NEUERSCHEINUNG

Der Glamour als Hollywoods eisiges Glitzern

von Redaktion

Amor Towles entwirft in „Eve“ ein Panorama der US-Gesellschaft in den Dreißigerjahren

Der Streit um „Vom Winde verweht“ mit Olivia de Havilland als Dissidentin des Filmgeschäfts ist ein Thema des Buches. © afp

Eine kühle Blondine mit langer Narbe auf einer Wange – wer dächte da nicht an einen Film aus Hollywoods Schwarzer Serie. Kommt Philip Marlowe gleich um die Ecke? In Amor Towles’ neuem Roman „Eve“ sitzt ihr im Zugrestaurant allerdings ein biederer Witwer gegenüber. Charlie erregt ganz gewiss nicht das Interesse der Raucherin, die einen Krimi liest. „Charlie“ heißt das erste Kapitel des Buchs, das durch Beobachtungen und erinnerte Erlebnisse mehrerer Personen nach und nach ein Panorama menschlicher Seelen in der US-amerikanischen Gesellschaft der Dreißigerjahre entwirft. Der ferne Zeitrahmen wird zunächst bloß angedeutet: Rauchen in geschlossenen Räumen, Pillboxhüte, Bahnfahrten (keine Flüge) zwischen New York und Los Angeles.

Towles (Jahrgang 1964) gestaltet sein Sittenbild von, Sie ahnen es, Hollywood anmutig. Sein Stil ist unangestrengt, aber durchkomponiert; dabei zeigen sich Konstruktion und Strategie nie so deutlich, dass man als Leserin verdrießlich würde. Er erlaubt sich Lockerheit und Augenzwinkern, Analyse und Moral, historische Information und Lokalkolorit, ohne je mäandernd abzuschweifen.

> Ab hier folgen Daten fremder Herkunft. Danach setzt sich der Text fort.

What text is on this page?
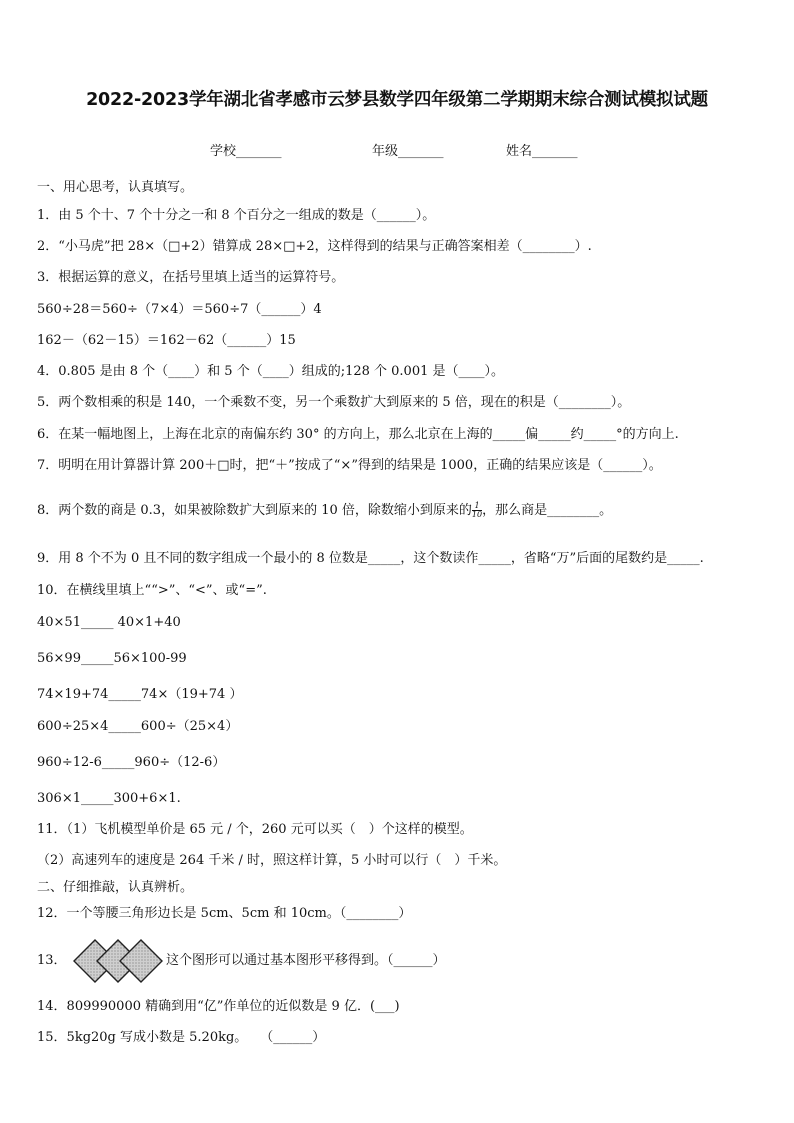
2022-2023学年湖北省孝感市云梦县数学四年级第二学期期末综合测试模拟试题
学校_______	年级_______	姓名_______
一、用心思考，认真填写。
1．由 5 个十、7 个十分之一和 8 个百分之一组成的数是（______）。
2．“小马虎”把 28×（□+2）错算成 28×□+2，这样得到的结果与正确答案相差（________）.
3．根据运算的意义，在括号里填上适当的运算符号。
560÷28＝560÷（7×4）＝560÷7（______）4
162－（62－15）＝162－62（______）15
4．0.805 是由 8 个（____）和 5 个（____）组成的;128 个 0.001 是（____）。
5．两个数相乘的积是 140，一个乘数不变，另一个乘数扩大到原来的 5 倍，现在的积是（________）。
6．在某一幅地图上，上海在北京的南偏东约 30° 的方向上，那么北京在上海的_____偏_____约_____°的方向上.
7．明明在用计算器计算 200＋□时，把“＋”按成了“×”得到的结果是 1000，正确的结果应该是（______）。
8．两个数的商是 0.3，如果被除数扩大到原来的 10 倍，除数缩小到原来的 $\frac{1}{10}$ ，那么商是________。
9．用 8 个不为 0 且不同的数字组成一个最小的 8 位数是_____，这个数读作_____，省略“万”后面的尾数约是_____.
10．在横线里填上““>”、“<”、或“=”.
40×51_____ 40×1+40
56×99_____56×100-99
74×19+74_____74×（19+74 ）
600÷25×4_____600÷（25×4）
960÷12-6_____960÷（12-6）
306×1_____300+6×1.
11．（1）飞机模型单价是 65 元 / 个，260 元可以买（　）个这样的模型。
（2）高速列车的速度是 264 千米 / 时，照这样计算，5 小时可以行（　）千米。
二、仔细推敲，认真辨析。
12．一个等腰三角形边长是 5cm、5cm 和 10cm。（________）
13．	这个图形可以通过基本图形平移得到。（______）
14．809990000 精确到用“亿”作单位的近似数是 9 亿．(___)
15．5kg20g 写成小数是 5.20kg。　　（______）
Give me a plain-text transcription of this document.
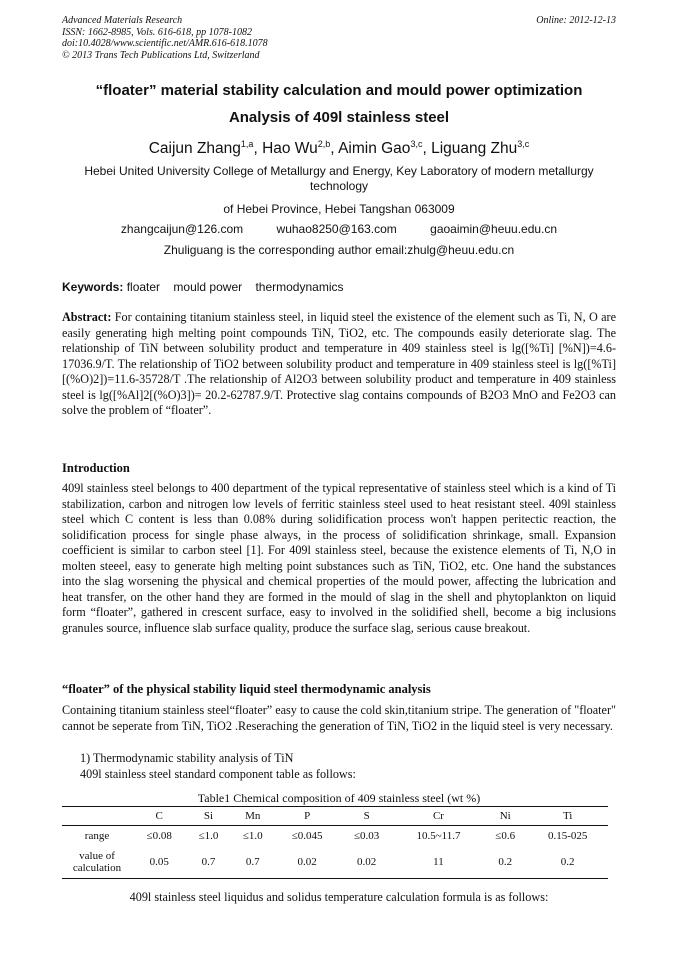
Advanced Materials Research
ISSN: 1662-8985, Vols. 616-618, pp 1078-1082
doi:10.4028/www.scientific.net/AMR.616-618.1078
© 2013 Trans Tech Publications Ltd, Switzerland
Online: 2012-12-13
“floater” material stability calculation and mould power optimization
Analysis of 409l stainless steel
Caijun Zhang$^{1,a}$, Hao Wu$^{2,b}$, Aimin Gao$^{3,c}$, Liguang Zhu$^{3,c}$
Hebei United University College of Metallurgy and Energy, Key Laboratory of modern metallurgy technology
of Hebei Province, Hebei Tangshan 063009
zhangcaijun@126.com	wuhao8250@163.com	gaoaimin@heuu.edu.cn
Zhuliguang is the corresponding author email:zhulg@heuu.edu.cn
Keywords: floater mould power thermodynamics
Abstract: For containing titanium stainless steel, in liquid steel the existence of the element such as Ti, N, O are easily generating high melting point compounds TiN, TiO2, etc. The compounds easily deteriorate slag. The relationship of TiN between solubility product and temperature in 409 stainless steel is lg([%Ti] [%N])=4.6-17036.9/T. The relationship of TiO2 between solubility product and temperature in 409 stainless steel is lg([%Ti][(%O)2])=11.6-35728/T .The relationship of Al2O3 between solubility product and temperature in 409 stainless steel is lg([%Al]2[(%O)3])= 20.2-62787.9/T. Protective slag contains compounds of B2O3 MnO and Fe2O3 can solve the problem of “floater”.
Introduction
409l stainless steel belongs to 400 department of the typical representative of stainless steel which is a kind of Ti stabilization, carbon and nitrogen low levels of ferritic stainless steel used to heat resistant steel. 409l stainless steel which C content is less than 0.08% during solidification process won't happen peritectic reaction, the solidification process for single phase always, in the process of solidification shrinkage, small. Expansion coefficient is similar to carbon steel [1]. For 409l stainless steel, because the existence elements of Ti, N,O in molten steeel, easy to generate high melting point substances such as TiN, TiO2, etc. One hand the substances into the slag worsening the physical and chemical properties of the mould power, affecting the lubrication and heat transfer, on the other hand they are formed in the mould of slag in the shell and phytoplankton on liquid form “floater”, gathered in crescent surface, easy to involved in the solidified shell, become a big inclusions granules source, influence slab surface quality, produce the surface slag, serious cause breakout.
“floater” of the physical stability liquid steel thermodynamic analysis
Containing titanium stainless steel“floater” easy to cause the cold skin,titanium stripe. The generation of "floater" cannot be seperate from TiN, TiO2 .Reseraching the generation of TiN, TiO2 in the liquid steel is very necessary.
1) Thermodynamic stability analysis of TiN
409l stainless steel standard component table as follows:
Table1 Chemical composition of 409 stainless steel (wt %)
	C	Si	Mn	P	S	Cr	Ni	Ti
range	≤0.08	≤1.0	≤1.0	≤0.045	≤0.03	10.5~11.7	≤0.6	0.15-025
value of calculation	0.05	0.7	0.7	0.02	0.02	11	0.2	0.2
409l stainless steel liquidus and solidus temperature calculation formula is as follows:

Unser Charlie ist also kein cooler Privatermittler, sondern ein pensionierter Kriminaler der Mordkommission. Allerdings kennt er die Abgründe von L.A. seit 1905 und erzählt so lebendig davon, dass die geheimnisvolle Evelyn Ross ihn ins Herz schließt und obendrein bis zur Stadt der Engel mitfährt, obwohl sie doch in Chicago aussteigen wollte. Erzählen kann Leben verändern. Es ist nur natürlich, dass ein Schriftsteller das, wenn auch nicht todernst, postuliert. Und es kann Leben retten, selbst der mäßige Kriminalroman, den Eve liest. In ihm kommt ein Fünf-Sterne-Mickey-Finn vor. Wie man den – am Ende der Geschichte äußerst nützlichen – Drink mixt, lässt sich die Dame zum Glück am Angang von dem Polizisten erklären.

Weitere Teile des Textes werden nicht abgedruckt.